Parkway Life REIT - Annual Report 2014 - page 111

NOTES TO THE
FINANCIAL STATEMENTS
Year ended 31 December 2014
3
SIGNIFICANT ACCOUNTING POLICIES (CONT’D)
3.4 Financial instruments (cont’d)
The Group has the following non-derivative financial liabilities: loans and borrowings, trade and other payables,
and security deposits payable.
Such financial liabilities are recognised initially at fair value plus any directly attributable transaction costs.
Subsequent to initial recognition, these financial liabilities are measured at amortised cost using the effective
interest method.
Unitholders’ funds
Unitholders’ funds are classified as equity. Incremental costs directly attributable to the issue of units are recognised
as a deduction from equity, net of any tax effects.
Derivative financial instruments, including hedge accounting
The Group holds derivative financial instruments to hedge its foreign currency and interest rate risk exposures.
On initial designation of the derivative as the hedging instrument, the Group formally documents the relationship
between the hedging instrument(s) and hedged item(s), including the risk management objectives and strategy in
undertaking the hedge transaction and the hedged risk, together with the methods that will be used to assess the
effectiveness of the hedging relationship. The Group makes an assessment, both at the inception of the hedge
relationship as well as on an ongoing basis, whether the hedging instruments are expected to be “highly effective”
in offsetting the changes in the fair value or cash flows of the respective hedged items attributable to the hedged
risk, and whether the actual results of each hedge are within a range of 80%-125%. For a cash flow hedge of
a forecast transaction, the transaction should be highly probable to occur and should present an exposure to
variations in cash flows that could ultimately affect reported profit or loss.
Derivatives are recognised initially at fair value; any attributable transaction costs are recognised in the Statement
of Total Return as incurred. Subsequent to initial recognition, derivatives are measured at fair value, and changes
therein are accounted for as described below.
Cash flow hedges
When a derivative is designated as the hedging instrument in a hedge of the variability in cash flows attributable to
a particular risk associated with a recognised asset or liability or a highly probable forecast transaction that could
affect the Statement of Total Return, the effective portion of changes in the fair value of the derivative is recognised
in the hedging reserve in Unitholders’ funds. The amount recognised in hedging reserve is removed and included
in the Statement of Total Return in the same period as the hedged cash flows affect profit or loss under the same
line item in the Statement of Total Return as the hedged item. Any ineffective portion of changes in the fair value
of the derivative is recognised immediately in the Statement of Total Return.

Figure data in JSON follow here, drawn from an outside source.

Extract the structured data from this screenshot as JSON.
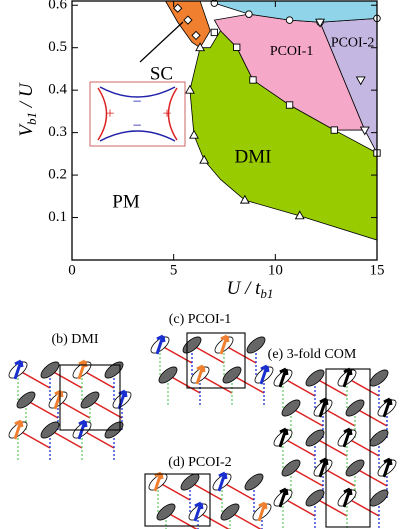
{
  "chart_data": {
    "type": "phase",
    "x_label": {
      "main": "U / t",
      "sub": "b1"
    },
    "y_label": {
      "main": "V",
      "sub": "b1",
      "rest": " / U"
    },
    "xlim": [
      0,
      15
    ],
    "ylim": [
      0,
      0.61
    ],
    "xticks": [
      0,
      5,
      10,
      15
    ],
    "yticks": [
      0.1,
      0.2,
      0.3,
      0.4,
      0.5,
      0.6
    ],
    "pm_label": "PM",
    "series": [
      {
        "name": "DMI",
        "color": "#99cc00",
        "x": [
          6.3,
          5.8,
          6.0,
          6.5,
          7.3,
          8.5,
          11.2,
          15,
          15,
          12.9,
          10.7,
          8.9,
          8.1,
          7.3,
          6.8
        ],
        "y": [
          0.5,
          0.4,
          0.294,
          0.235,
          0.19,
          0.141,
          0.104,
          0.047,
          0.252,
          0.306,
          0.365,
          0.424,
          0.501,
          0.54,
          0.5
        ]
      },
      {
        "name": "SC",
        "color": "#f07f2f",
        "x": [
          4.6,
          6.3,
          6.8,
          6.3,
          5.9,
          5.2
        ],
        "y": [
          0.61,
          0.61,
          0.54,
          0.5,
          0.513,
          0.56
        ]
      },
      {
        "name": "PCOI-1",
        "color": "#f5a8c8",
        "x": [
          7.0,
          8.7,
          10.7,
          12.2,
          14.4,
          12.9,
          10.7,
          8.9,
          8.1,
          7.3
        ],
        "y": [
          0.565,
          0.579,
          0.565,
          0.56,
          0.306,
          0.306,
          0.365,
          0.424,
          0.501,
          0.54
        ]
      },
      {
        "name": "PCOI-2",
        "color": "#c4b8e2",
        "x": [
          12.2,
          15,
          15,
          14.4
        ],
        "y": [
          0.56,
          0.569,
          0.252,
          0.306
        ]
      },
      {
        "color": "#8fd4e8",
        "x": [
          6.8,
          15,
          15,
          12.2,
          10.7,
          8.7,
          7.0
        ],
        "y": [
          0.61,
          0.61,
          0.569,
          0.56,
          0.565,
          0.579,
          0.605
        ]
      }
    ],
    "markers": [
      {
        "shape": "diamond",
        "x": [
          5.2,
          5.7,
          6.1
        ],
        "y": [
          0.593,
          0.565,
          0.529
        ]
      },
      {
        "shape": "circle",
        "x": [
          7.0,
          8.7,
          10.7,
          12.2,
          15
        ],
        "y": [
          0.605,
          0.579,
          0.565,
          0.56,
          0.569
        ]
      },
      {
        "shape": "square",
        "x": [
          7.0,
          8.1,
          8.9,
          10.7,
          12.9,
          15
        ],
        "y": [
          0.536,
          0.501,
          0.424,
          0.365,
          0.306,
          0.252
        ]
      },
      {
        "shape": "triangle",
        "x": [
          6.3,
          5.8,
          6.0,
          6.5,
          8.5,
          11.2
        ],
        "y": [
          0.5,
          0.4,
          0.294,
          0.235,
          0.141,
          0.104
        ]
      },
      {
        "shape": "triangle-down",
        "x": [
          12.2,
          14.2,
          14.4
        ],
        "y": [
          0.56,
          0.424,
          0.306
        ]
      }
    ],
    "inset": {
      "plus": "+",
      "minus": "−"
    },
    "panels": [
      {
        "title": "(b) DMI"
      },
      {
        "title": "(c) PCOI-1"
      },
      {
        "title": "(d) PCOI-2"
      },
      {
        "title": "(e) 3-fold COM"
      }
    ]
  }
}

If the hedging instrument no longer meets the criteria for hedge accounting, expires or is sold, terminated,
exercised, or the designation is revoked, then hedge accounting is discontinued prospectively. If the forecast
transaction is no longer expected to occur, then the balance in the hedging reserve is recognised immediately in
the Statement of Total Return. In other cases, the amount recognised in the hedging reserve is transferred to the
Statement of Total Return in the same period that the hedged item affects the Statement of Total Return.